Jarry Park também é o local favorito do cineasta e músico Patrick Boivin, mas não para patinar ou esquiar. Corredor comprometido, Boivin não deixa o inverno atrapalhar seu objetivo de correr quatro vezes por semana. Seu ritual de clima frio o faz colocar o jantar no forno antes de sair para passear pelo parque no final da tarde, voltando para casa para uma refeição em um fogão que cozinhou sozinho durante sua ausência.

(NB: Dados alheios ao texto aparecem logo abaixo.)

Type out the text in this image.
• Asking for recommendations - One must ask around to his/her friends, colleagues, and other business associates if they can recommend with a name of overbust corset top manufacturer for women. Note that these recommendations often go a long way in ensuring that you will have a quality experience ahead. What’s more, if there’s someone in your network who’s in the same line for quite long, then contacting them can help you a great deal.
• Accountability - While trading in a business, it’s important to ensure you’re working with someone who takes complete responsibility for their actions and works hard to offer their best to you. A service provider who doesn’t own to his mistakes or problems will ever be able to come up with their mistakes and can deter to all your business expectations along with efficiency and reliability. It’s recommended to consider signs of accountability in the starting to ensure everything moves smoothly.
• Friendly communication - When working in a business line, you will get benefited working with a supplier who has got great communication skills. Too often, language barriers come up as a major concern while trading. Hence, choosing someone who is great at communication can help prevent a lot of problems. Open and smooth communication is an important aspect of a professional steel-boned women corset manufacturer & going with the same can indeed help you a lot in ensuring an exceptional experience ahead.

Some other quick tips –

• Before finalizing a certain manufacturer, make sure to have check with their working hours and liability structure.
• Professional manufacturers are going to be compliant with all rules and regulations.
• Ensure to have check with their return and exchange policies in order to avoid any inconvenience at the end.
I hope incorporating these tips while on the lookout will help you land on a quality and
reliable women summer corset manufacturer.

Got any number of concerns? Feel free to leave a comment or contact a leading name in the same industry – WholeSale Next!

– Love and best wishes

Outros podem optar por atingir a montanha, o homônimo Mount Royal, projetado pelo arquiteto paisagista Frederick Law Olmstead, talvez mais conhecido por projetar o Central Park de Nova York. Mount Royal Park tem de tudo: trilhas de jogging, trilhas de esqui cross-country, colinas para trenós e tubos, um lago para patinar e uma escadaria de 256 degraus do centro da cidade levando a uma vista espetacular da cidade e do rio St. Lawrence.

“Cavalgar a montanha” é um ritual de Montreal – muitas vezes seguido de chocolate quente no chalé Beaux-Arts no topo (ou bagels quentes no vizinho Mile End). E é especialmente sereno no inverno, quando a neve cobre o chão, amortecendo a inclinação dos ruídos da cidade, de modo que apenas os ocasionais passos crocantes permanecem.

Danny Pavlopoulos, cofundador da Visitas não turísticas a Spade e Paláciodiz seu “marido maníaco de inverno” e um super brinde feito em Montreal Kanuk casaco leva-o para as montanhas durante toda a temporada. Possuir um carro pode ser um problema no inverno, então Pavlopoulos aproveita o popular serviço de compartilhamento de carros Communauto vá e venha.

Há muitos que preferem andar em duas rodas – mesmo depois de grandes tempestades, o ciclismo é praticado durante todo o ano em Montreal. Mais de 700 quilômetros de ciclovias, muitas delas protegidas e algumas de duas pistas, são usadas todos os anos por ciclistas resistentes e bem equipados, que se aventuram na lama com cara de bravura.

E até mesmo os proprietários de carros, muitas vezes presos cavando seus veículos na neve, estão encontrando uma maneira de abraçá-lo. A cozinheira Chelsea Dwarika admite a frustração ocasional quando seu carro fica preso em meio metro de neve no lado do motorista por causa da limpeza de neve, mas ela garante que mantém sua perspectiva – é uma ótima maneira de se relacionar com seus vizinhos. “Você só tem que rir às vezes”, diz ela. “E peça ajuda.”

Dwarika encontrou outra maneira de relaxar e se conectar no inverno: passeios de um dia para um spa nórdico com amigos, na cidade ou para o spa flutuante Bota Bota no Porto Velho. “Trajes de banho e tuques, raclette e vinho e leitura junto à lareira: todos procuramos conforto, aconchego e comiseração nesta época do ano”, diz ela.

Frappier, o dono do restaurante concorda: saia, saia com seus amigos e entes queridos, torne-se um com o frio e é hora de relaxar. “Nós somos donos do nosso inverno aqui”, diz ele. “Eu amo janelas foscas em restaurantes lotados quando está -25 lá fora.”